Ama gelecekte bu sektörün kaderini teknoloji belirleyecek. Çiftçinin elinde soğuk zincir tesisleri, modern yem üretim sistemleri, dijital tarım uygulamaları olursa Balıkesir yalnızca iç pazarın değil, ihracatın da baş aktörü olur. Bugün Susurluk ayranı bir marka; yarın belki “Balıkesir süt ürünleri” Avrupa süpermarketlerinde raflara çıkacak.
Turizm Denizin ve
Tarihin Buluştuğu Yer
Balıkesir deyince turizmde akla ilk gelen kuşkusuz Ayvalık ve Cunda’dır. Taş evleri, dar sokakları, eşsiz koyları ile şimdiden uluslararası bilinirliğe kavuşmuş durumda. Edremit Körfezi, Kazdağları’nın eteklerinde oksijen deposu bir doğa harikası. Erdek ve Avşa Adası, İstanbul’a yakınlığıyla yaz aylarında kalabalıklaşıyor.
Ama turizmin geleceği yalnızca deniz-kum-güneş değil. Gönen’in termal kaynakları, Manyas Kuş Cenneti’nin ekoturizm potansiyeli, Daskyleion ve Antandros gibi antik kentler kültür turizminin kapısını aralıyor. Eğer bu zenginlikler doğru tanıtılır ve altyapı desteklenirse Balıkesir, yalnızca yaz aylarında değil, yılın 12 ayı turistle buluşabilir.
Göç ve Nüfus
Gençleri Tutabilecek miyiz?
Balıkesir’in en kritik sorusu şu: Gençler burada kalacak mı, yoksa İstanbul ve İzmir’e mi gidecek? Eğer sanayi yatırımları büyür, turizm çeşitlenir, tarım modernleşirse Balıkesir göç alan bir şehir olur. Üniversite-sanayi iş birliği güçlenirse nitelikli işgücü de burada kalır. Ama bu yatırımlar yapılmazsa, gençlerin bavulu hazır; büyük şehirlere doğru yol alırlar.
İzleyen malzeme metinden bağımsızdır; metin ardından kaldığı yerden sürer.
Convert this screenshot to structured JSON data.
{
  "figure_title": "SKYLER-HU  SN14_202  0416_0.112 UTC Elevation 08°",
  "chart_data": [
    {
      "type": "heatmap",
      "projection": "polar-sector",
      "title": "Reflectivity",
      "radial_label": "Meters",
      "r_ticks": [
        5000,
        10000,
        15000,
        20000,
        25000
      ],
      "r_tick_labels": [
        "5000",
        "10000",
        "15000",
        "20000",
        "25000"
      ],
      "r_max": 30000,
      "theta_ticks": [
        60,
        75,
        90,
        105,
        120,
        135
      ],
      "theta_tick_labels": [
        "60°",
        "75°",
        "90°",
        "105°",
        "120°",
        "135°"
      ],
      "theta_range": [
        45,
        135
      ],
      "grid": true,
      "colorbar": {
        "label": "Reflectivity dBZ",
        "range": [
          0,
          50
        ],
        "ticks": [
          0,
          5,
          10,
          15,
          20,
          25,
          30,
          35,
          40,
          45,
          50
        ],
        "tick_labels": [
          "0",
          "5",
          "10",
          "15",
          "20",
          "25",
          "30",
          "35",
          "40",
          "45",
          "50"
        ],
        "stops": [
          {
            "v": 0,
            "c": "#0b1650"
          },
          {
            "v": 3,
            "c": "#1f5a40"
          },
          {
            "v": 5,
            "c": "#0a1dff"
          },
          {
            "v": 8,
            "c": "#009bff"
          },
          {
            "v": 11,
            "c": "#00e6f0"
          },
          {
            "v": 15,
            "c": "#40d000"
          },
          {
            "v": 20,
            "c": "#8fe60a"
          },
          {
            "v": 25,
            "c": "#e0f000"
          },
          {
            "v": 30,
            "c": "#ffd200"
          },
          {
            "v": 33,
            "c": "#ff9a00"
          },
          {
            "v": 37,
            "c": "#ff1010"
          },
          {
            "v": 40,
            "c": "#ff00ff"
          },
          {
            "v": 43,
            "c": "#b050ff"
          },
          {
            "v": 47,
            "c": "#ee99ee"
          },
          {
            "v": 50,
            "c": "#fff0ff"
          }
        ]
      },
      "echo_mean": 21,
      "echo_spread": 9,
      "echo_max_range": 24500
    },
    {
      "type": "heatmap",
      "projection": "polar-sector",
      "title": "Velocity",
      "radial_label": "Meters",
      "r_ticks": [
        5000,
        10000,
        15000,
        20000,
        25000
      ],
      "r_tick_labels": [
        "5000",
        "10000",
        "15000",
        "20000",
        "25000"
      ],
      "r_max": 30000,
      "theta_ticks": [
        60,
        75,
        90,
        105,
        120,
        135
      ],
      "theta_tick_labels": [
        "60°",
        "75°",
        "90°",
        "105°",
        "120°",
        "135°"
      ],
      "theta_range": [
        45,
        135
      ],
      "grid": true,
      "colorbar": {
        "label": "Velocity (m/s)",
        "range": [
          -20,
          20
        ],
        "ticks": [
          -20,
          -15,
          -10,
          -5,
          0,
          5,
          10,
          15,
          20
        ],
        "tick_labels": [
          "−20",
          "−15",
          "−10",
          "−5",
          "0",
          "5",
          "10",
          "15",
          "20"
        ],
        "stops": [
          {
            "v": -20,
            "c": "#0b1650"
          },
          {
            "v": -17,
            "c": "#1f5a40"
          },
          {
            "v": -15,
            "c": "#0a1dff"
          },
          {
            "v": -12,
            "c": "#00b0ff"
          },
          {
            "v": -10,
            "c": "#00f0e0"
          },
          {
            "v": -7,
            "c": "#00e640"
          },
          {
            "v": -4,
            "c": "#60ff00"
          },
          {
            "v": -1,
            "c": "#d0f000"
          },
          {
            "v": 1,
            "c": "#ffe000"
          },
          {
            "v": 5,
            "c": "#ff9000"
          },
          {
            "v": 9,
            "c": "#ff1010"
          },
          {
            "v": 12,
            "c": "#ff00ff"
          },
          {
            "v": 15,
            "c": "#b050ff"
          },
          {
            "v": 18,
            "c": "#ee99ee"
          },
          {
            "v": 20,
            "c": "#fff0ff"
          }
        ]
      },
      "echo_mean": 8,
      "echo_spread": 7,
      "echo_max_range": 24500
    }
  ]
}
Potansiyeli Harekete Geçirmek
Önümüzdeki on yıl içinde Balıkesir’in geleceği bir tercih meselesi olacak. Lojistik yatırımlar yapılırsa, OSB’ler büyürse, tarımda teknolojiye yatırım yapılırsa, turizm çeşitlenirse bu şehir 2035’e geldiğimizde Marmara ile Ege arasında bir cazibe merkezi haline gelir. Aksi takdirde, “yerinde sayan bir şehir” olma riski var.
Balıkesir’in avantajı çok, ama bu avantajı avantaja çevirmek için kararlı adımlar şart. Çünkü 10 yıl sonra bu şehri konuştuğumuzda, “iyi ki erken davranmışız” demek ile “fırsatı kaçırdık” demek arasında yalnızca bugünkü kararlarımız fark yaratacak.